Mar  4 00:28 2002 from Josh
Sweet.  I just got a new favorite de-skewing method. :-) (Thank you John von Neumann!)
  Old favorite: Take output bits and XOR them.  Someone, sometime along the line told me that this resulted in the entropy adding (up to 1 bit, of course).  This has always struck me as wrong, though I just ran the math today.  Indeed, it is wrong.  It is cumulative, but not literally additive.
 So XORing 2 bits, each with half a bit of information entropy, does not yield a single bit with a full bit of information entropy... more like .75 bits, and discovering the exact amount seems to be a remarkable pain in the ass, though perhaps I'll think of a better way of making this calculation...
 Mathematically:
 H(X) = Sum (i = 1 to n) { p_i * lg (1/p_i) }
  (lg x is the notation I'm using for log base 2)
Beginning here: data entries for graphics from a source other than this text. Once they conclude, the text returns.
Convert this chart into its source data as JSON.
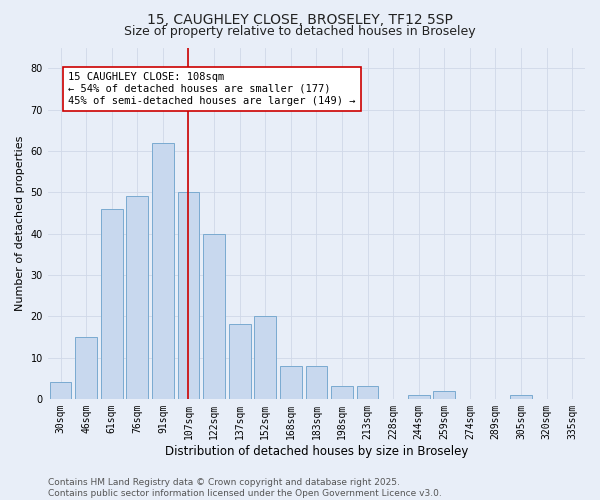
{
  "title_line1": "15, CAUGHLEY CLOSE, BROSELEY, TF12 5SP",
  "title_line2": "Size of property relative to detached houses in Broseley",
  "xlabel": "Distribution of detached houses by size in Broseley",
  "ylabel": "Number of detached properties",
  "bar_labels": [
    "30sqm",
    "46sqm",
    "61sqm",
    "76sqm",
    "91sqm",
    "107sqm",
    "122sqm",
    "137sqm",
    "152sqm",
    "168sqm",
    "183sqm",
    "198sqm",
    "213sqm",
    "228sqm",
    "244sqm",
    "259sqm",
    "274sqm",
    "289sqm",
    "305sqm",
    "320sqm",
    "335sqm"
  ],
  "bar_values": [
    4,
    15,
    46,
    49,
    62,
    50,
    40,
    18,
    20,
    8,
    8,
    3,
    3,
    0,
    1,
    2,
    0,
    0,
    1,
    0,
    0
  ],
  "bar_color": "#c8d8ee",
  "bar_edge_color": "#7aaad0",
  "vline_x_index": 5,
  "vline_color": "#cc0000",
  "annotation_text": "15 CAUGHLEY CLOSE: 108sqm\n← 54% of detached houses are smaller (177)\n45% of semi-detached houses are larger (149) →",
  "annotation_box_facecolor": "#ffffff",
  "annotation_box_edgecolor": "#cc0000",
  "ylim": [
    0,
    85
  ],
  "yticks": [
    0,
    10,
    20,
    30,
    40,
    50,
    60,
    70,
    80
  ],
  "grid_color": "#d0d8e8",
  "bg_color": "#e8eef8",
  "plot_bg_color": "#e8eef8",
  "footer_text": "Contains HM Land Registry data © Crown copyright and database right 2025.\nContains public sector information licensed under the Open Government Licence v3.0.",
  "title_fontsize": 10,
  "subtitle_fontsize": 9,
  "xlabel_fontsize": 8.5,
  "ylabel_fontsize": 8,
  "tick_fontsize": 7,
  "annotation_fontsize": 7.5,
  "footer_fontsize": 6.5
}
 for this problem, there are only two states: 0 and 1.  Define P(X = 1) = p.  So, P(X = 0) = 1-p.  So, the basic formula for information entropy for a binary system is:
 H(X) = (p-1)*(lg(1-p)) - p*lg(p)
 OK, so assume a bit, which is skewed (p != .5).  My previous favorite method for removing skew was just to XOR the bits together. Unfortunately, making general statements about the entropy of the resulting bit is irritating.
  X_0
             1              0       X_1
   1       0 (p^2)      1 (p)(1-p)
   0       1 (p)(1-p)   0 (1-p)^2

 so, P(X_c = 1) = 2*p*(1-p) = p_c
 (and P(X_c = 0) = p^2 + (1-p)^2 = 1 - P(X_c = 1) which works out)
 OK, great, but you'll note that if p!=.5, then p_c != .5, so the information entropy of the bit is still less than one, no matter what... Do this enough, and you asymptotically approach 1 bit of information entropy, but that's the best you get.
  Other common approaches at de-skewing (stream parity, FFT, compression, integrating other "random" values like sound, video, hard drive timing, etc, are either ridiculously complex, or just pushing the problem out one additional level, and are consequently on very shaky ground from an information theoretic point of view.
  Enter Transition Mappings, as proposed by von Neumann: Take your two independent (but skewed) bits.  If the bits are 11 or 00 discard them.  If they are 10 the output is 1.  If they are 01, the output is 0.  Ok, let's look at this:
 (NO = no output)
  X_0
             1              0       X_1
   1       NO (p^2)      1 (p)(1-p)
   0       0 (p)(1-p)    NO (1-p)^2

 Well, fuck'n a Bubba! Look at that, the probability for both
 P(X_t = 1) = P(X_t = 0) = = (p)(1-p)
 That's 1 bit of information entropy, baby! Oh yeah!